A governance model for discovering, classifying, attributing, and controlling AI agent access across enterprise systems. It applies identity governance principles to autonomous or semi-autonomous software that uses non-human identities, delegated scopes, and connected services to act on behalf of users or workloads.
Expanded Definition
Agentic Governance and Administration is the operational layer that turns policy into control for AI agents. It covers discovery, classification, attribution, entitlement review, lifecycle management, and revocation across the agent’s tools, tokens, and connected services.
Usage in the industry is still evolving, and definitions vary across vendors, but the consistent theme is that an agent cannot be governed like a static application account. It behaves more like a delegated actor with changing context, tool use, and scope, so it must be managed with identity lifecycle discipline, not only application security. In practice, this aligns closely with NIST AI Risk Management Framework principles and the agent-specific controls described in OWASP Top 10 for Agentic Applications 2026.
The most common misapplication is treating agent governance as a one-time approval workflow, which occurs when teams assign a service account and then fail to review the agent’s tool access, delegated scopes, or token reuse as the system changes.
Examples and Use Cases
Implementing agentic governance rigorously often introduces administrative overhead and review latency, requiring organisations to weigh faster agent deployment against stronger control of delegated access.
- A procurement agent is discovered using a broad workspace token, then reclassified so its access is narrowed to approved vendor systems and time-bound actions only.
- A coding assistant is tied back to a named owner, with every secret and MCP connection reviewed against the OWASP NHI Top 10 and the NIST Cybersecurity Framework 2.0.
- An HR scheduling agent is granted just-in-time approval for a temporary workflow, then automatically deprovisioned when the task completes.
- An AI support agent is flagged after it begins reading cases outside its purpose, prompting a control review informed by Top 10 NHI Issues and the MITRE ATLAS adversarial AI threat matrix.
- A finance agent’s permissions are mapped to a human owner and a business policy, then continuously checked so role creep does not accumulate across quarterly releases.
NHIMG research shows why this matters: in SailPoint’s AI Agents: The New Attack Surface report, 80% of organisations said their AI agents had already performed actions beyond intended scope.
Why It Matters in NHI Security
Agentic governance matters because the risk is not only malicious compromise.
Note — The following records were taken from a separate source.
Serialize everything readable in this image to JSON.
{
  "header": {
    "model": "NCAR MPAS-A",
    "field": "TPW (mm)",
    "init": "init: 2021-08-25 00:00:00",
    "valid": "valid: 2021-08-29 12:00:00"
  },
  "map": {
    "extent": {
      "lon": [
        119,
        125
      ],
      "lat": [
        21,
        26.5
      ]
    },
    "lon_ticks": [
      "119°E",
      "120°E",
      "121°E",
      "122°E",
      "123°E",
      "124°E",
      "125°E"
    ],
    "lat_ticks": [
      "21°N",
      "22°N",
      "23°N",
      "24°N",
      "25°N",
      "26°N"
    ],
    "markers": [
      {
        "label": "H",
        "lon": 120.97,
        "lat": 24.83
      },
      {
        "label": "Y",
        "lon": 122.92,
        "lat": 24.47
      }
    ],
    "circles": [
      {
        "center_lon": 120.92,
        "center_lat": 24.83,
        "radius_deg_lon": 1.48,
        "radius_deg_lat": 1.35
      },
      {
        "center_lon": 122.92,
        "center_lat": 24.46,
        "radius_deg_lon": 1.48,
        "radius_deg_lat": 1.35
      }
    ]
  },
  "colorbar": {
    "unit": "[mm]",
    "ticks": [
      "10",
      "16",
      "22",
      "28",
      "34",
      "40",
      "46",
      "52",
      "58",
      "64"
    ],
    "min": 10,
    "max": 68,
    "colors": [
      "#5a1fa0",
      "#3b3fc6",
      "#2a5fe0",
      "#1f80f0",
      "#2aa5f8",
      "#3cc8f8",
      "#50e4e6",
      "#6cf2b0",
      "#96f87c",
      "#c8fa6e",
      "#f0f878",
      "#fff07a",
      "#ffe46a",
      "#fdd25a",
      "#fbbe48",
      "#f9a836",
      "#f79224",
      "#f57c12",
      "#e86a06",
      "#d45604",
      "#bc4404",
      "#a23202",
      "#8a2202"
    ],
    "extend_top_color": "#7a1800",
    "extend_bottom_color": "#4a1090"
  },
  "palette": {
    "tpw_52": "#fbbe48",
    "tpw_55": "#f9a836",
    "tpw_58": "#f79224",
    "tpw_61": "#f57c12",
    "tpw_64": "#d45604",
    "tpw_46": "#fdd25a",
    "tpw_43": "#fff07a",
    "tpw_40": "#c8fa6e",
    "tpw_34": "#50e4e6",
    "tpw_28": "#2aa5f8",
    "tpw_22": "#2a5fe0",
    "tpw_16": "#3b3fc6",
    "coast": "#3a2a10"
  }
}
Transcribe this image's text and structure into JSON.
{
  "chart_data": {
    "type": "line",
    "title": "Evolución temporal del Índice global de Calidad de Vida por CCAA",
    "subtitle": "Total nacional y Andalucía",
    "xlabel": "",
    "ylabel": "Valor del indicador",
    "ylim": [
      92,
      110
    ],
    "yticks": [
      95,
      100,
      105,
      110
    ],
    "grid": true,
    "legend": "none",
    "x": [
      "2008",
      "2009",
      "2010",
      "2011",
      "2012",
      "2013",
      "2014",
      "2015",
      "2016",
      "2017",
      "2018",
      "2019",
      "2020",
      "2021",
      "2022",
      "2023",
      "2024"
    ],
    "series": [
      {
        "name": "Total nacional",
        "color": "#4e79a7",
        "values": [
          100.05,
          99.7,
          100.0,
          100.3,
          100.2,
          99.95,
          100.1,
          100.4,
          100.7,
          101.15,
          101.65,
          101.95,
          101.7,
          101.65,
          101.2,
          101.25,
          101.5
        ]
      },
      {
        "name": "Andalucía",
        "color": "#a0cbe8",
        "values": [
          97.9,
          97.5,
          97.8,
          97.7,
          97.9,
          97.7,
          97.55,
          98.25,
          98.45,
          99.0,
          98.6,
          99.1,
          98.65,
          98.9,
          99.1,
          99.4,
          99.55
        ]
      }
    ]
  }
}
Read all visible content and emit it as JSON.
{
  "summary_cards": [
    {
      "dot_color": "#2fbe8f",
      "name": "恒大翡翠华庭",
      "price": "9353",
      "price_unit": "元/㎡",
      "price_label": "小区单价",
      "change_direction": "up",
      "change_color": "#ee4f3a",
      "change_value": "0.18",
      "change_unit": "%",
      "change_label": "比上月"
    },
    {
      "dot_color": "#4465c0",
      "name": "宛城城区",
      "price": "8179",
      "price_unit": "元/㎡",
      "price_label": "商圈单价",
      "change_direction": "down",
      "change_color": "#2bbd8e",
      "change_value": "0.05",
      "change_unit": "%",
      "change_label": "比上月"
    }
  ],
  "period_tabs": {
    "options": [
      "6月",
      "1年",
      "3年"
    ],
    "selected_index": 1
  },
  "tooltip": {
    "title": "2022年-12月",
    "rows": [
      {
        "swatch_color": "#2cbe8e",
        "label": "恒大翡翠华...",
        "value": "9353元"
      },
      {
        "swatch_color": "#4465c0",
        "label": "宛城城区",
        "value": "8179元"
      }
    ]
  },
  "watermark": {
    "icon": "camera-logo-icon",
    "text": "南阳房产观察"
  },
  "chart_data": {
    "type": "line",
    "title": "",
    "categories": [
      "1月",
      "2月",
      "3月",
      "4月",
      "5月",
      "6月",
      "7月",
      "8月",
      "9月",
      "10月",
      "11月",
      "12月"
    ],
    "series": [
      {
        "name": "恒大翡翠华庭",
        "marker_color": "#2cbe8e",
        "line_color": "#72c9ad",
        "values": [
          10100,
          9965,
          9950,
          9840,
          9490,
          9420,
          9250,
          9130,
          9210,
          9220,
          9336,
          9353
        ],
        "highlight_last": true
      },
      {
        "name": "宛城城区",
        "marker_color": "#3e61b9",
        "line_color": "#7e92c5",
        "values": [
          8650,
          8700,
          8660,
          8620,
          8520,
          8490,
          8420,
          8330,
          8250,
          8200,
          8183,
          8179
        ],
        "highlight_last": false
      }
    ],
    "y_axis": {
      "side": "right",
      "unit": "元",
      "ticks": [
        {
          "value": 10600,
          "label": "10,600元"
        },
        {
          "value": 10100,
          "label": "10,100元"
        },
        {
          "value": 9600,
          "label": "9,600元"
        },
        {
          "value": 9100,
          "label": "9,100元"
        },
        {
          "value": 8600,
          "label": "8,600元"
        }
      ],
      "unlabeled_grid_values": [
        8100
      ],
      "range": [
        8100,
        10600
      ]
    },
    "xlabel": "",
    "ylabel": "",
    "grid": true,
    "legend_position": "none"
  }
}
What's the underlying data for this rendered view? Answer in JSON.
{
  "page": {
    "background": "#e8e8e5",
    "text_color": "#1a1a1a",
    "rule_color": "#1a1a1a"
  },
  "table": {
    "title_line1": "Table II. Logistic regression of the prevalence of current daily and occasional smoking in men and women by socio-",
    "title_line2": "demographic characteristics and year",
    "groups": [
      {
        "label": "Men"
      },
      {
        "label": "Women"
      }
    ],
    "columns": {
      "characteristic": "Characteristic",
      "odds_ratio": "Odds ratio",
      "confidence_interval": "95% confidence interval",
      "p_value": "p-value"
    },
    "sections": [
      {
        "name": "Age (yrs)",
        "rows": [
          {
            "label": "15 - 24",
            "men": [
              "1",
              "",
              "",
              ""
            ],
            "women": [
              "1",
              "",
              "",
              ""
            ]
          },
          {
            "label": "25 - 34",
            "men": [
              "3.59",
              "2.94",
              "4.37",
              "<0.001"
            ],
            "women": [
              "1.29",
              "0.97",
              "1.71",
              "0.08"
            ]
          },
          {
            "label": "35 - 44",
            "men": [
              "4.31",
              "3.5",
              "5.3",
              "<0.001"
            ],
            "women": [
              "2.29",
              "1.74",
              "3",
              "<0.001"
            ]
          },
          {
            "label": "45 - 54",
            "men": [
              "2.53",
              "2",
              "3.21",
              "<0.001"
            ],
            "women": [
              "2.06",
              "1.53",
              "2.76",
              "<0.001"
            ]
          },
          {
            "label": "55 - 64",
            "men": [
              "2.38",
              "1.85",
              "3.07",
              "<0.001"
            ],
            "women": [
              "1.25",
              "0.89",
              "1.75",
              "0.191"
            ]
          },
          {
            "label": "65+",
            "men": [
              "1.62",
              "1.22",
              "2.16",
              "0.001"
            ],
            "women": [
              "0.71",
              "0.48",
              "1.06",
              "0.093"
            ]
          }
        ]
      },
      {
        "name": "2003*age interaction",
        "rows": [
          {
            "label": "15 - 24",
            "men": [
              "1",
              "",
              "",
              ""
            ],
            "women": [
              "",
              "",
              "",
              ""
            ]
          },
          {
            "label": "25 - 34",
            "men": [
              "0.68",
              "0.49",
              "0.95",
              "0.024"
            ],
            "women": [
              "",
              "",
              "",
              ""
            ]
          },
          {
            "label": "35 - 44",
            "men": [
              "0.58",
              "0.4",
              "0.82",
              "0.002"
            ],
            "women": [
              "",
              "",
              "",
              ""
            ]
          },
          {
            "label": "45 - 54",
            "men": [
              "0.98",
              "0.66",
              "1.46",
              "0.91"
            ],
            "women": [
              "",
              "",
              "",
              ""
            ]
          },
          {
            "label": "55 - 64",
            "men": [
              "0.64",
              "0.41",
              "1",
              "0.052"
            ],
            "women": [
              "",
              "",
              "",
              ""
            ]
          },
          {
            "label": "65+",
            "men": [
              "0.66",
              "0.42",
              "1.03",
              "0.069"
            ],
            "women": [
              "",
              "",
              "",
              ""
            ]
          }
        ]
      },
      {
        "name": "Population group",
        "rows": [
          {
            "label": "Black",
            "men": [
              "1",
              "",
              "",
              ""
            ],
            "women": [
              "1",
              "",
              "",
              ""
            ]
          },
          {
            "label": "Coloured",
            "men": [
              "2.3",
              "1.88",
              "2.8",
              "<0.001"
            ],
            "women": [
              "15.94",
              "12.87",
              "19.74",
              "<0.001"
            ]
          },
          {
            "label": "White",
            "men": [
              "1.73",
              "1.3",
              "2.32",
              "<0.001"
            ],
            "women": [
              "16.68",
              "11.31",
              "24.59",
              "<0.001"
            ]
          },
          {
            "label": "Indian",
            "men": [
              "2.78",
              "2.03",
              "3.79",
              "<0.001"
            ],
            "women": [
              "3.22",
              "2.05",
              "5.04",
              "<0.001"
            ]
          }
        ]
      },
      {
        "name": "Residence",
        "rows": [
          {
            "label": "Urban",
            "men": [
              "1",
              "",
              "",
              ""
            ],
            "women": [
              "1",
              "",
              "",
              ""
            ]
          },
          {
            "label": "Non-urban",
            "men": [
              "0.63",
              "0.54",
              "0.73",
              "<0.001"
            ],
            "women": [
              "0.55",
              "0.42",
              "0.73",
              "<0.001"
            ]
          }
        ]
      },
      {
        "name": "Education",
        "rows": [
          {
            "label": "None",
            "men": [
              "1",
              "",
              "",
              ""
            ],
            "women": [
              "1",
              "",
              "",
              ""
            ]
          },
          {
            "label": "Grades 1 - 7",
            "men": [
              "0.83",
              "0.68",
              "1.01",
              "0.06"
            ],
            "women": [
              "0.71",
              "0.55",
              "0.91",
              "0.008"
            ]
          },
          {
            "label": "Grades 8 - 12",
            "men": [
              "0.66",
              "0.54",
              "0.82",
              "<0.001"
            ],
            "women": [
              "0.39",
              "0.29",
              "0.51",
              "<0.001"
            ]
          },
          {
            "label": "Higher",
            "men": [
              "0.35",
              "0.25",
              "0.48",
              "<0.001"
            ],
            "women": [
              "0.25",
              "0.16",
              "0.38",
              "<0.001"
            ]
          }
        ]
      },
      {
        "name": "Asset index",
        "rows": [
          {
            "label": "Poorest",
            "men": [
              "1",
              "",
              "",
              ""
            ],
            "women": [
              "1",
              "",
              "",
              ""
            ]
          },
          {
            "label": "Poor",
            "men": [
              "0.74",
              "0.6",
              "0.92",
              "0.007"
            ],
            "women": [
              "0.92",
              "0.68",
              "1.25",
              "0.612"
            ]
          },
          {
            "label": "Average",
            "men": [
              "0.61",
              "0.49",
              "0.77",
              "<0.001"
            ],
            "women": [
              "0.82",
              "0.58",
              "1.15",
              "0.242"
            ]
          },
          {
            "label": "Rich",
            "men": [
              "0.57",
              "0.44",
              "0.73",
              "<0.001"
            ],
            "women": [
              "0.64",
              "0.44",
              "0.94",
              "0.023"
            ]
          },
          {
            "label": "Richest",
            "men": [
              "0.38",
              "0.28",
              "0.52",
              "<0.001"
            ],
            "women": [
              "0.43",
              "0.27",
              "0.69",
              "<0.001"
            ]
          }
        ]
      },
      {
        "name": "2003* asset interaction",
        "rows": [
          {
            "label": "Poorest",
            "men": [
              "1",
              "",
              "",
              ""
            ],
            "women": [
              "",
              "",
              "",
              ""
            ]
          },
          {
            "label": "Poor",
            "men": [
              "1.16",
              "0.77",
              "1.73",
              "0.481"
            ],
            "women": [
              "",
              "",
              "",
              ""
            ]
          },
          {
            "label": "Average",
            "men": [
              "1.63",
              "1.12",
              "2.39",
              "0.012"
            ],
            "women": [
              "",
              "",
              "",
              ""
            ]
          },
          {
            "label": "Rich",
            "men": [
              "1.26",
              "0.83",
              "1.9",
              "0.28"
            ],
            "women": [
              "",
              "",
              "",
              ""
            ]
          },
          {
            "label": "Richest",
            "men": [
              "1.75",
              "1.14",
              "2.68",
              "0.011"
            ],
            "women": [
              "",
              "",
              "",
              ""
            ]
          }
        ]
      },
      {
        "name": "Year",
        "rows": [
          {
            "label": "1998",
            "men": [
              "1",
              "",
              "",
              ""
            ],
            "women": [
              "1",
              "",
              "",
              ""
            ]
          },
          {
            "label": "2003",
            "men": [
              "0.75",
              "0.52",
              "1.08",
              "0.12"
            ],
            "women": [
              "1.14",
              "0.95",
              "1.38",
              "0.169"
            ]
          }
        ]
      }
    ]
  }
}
It is also benign overreach, where a well-intentioned agent accumulates permissions, stores secrets, or acts outside the business boundary it was given. That is why NHI programs increasingly connect governance to discovery, owner attribution, secret handling, and auditability. A modern control model also needs to account for how agents use connectors such as Ultimate Guide to NHIs — Standards and lifecycle practices documented in Ultimate Guide to NHIs — Lifecycle Processes for Managing NHIs.
The security stakes are immediate. The same SailPoint research reports that 92% of organisations agree governing AI agents is critical, yet only 44% have implemented policies to do so. When governance is weak, investigators lose visibility into who authorized the agent, what it accessed, and whether a secret was exposed. That makes breach triage, compliance, and containment harder than with conventional accounts.
Practitioners also need to recognise the attacker’s tempo: Entro Security’s AI LLM hijack breach analysis shows exposed AWS credentials can be targeted in minutes, which is why governance must include immediate revocation paths and ownership clarity. Organisations typically encounter the full cost of this model only after an agent misroutes data, abuses a token, or triggers a credential incident, at which point agentic governance becomes operationally unavoidable to address.
Standards & Framework Alignment
This section maps relevant standards and security frameworks to the operational risks and controls described in this guidance.
OWASP Non-Human Identity Top 10 and OWASP Agentic AI Top 10 address the attack and risk surface, while NIST AI RMF set the governance and control requirements practitioners need to meet.
| Framework | Control / Reference | Relevance |
|---|---|---|
| OWASP Non-Human Identity Top 10 | NHI-02 | Covers secret and credential exposure risks tied to agent tool access. |
| OWASP Agentic AI Top 10 | A2 | Agentic controls address excessive authority, tool misuse, and scope creep. |
| NIST AI RMF | Provides risk management language for governing AI systems and agent behavior. |
Review agent secrets, tokens, and connected service access under NHI-02 before granting broader scope.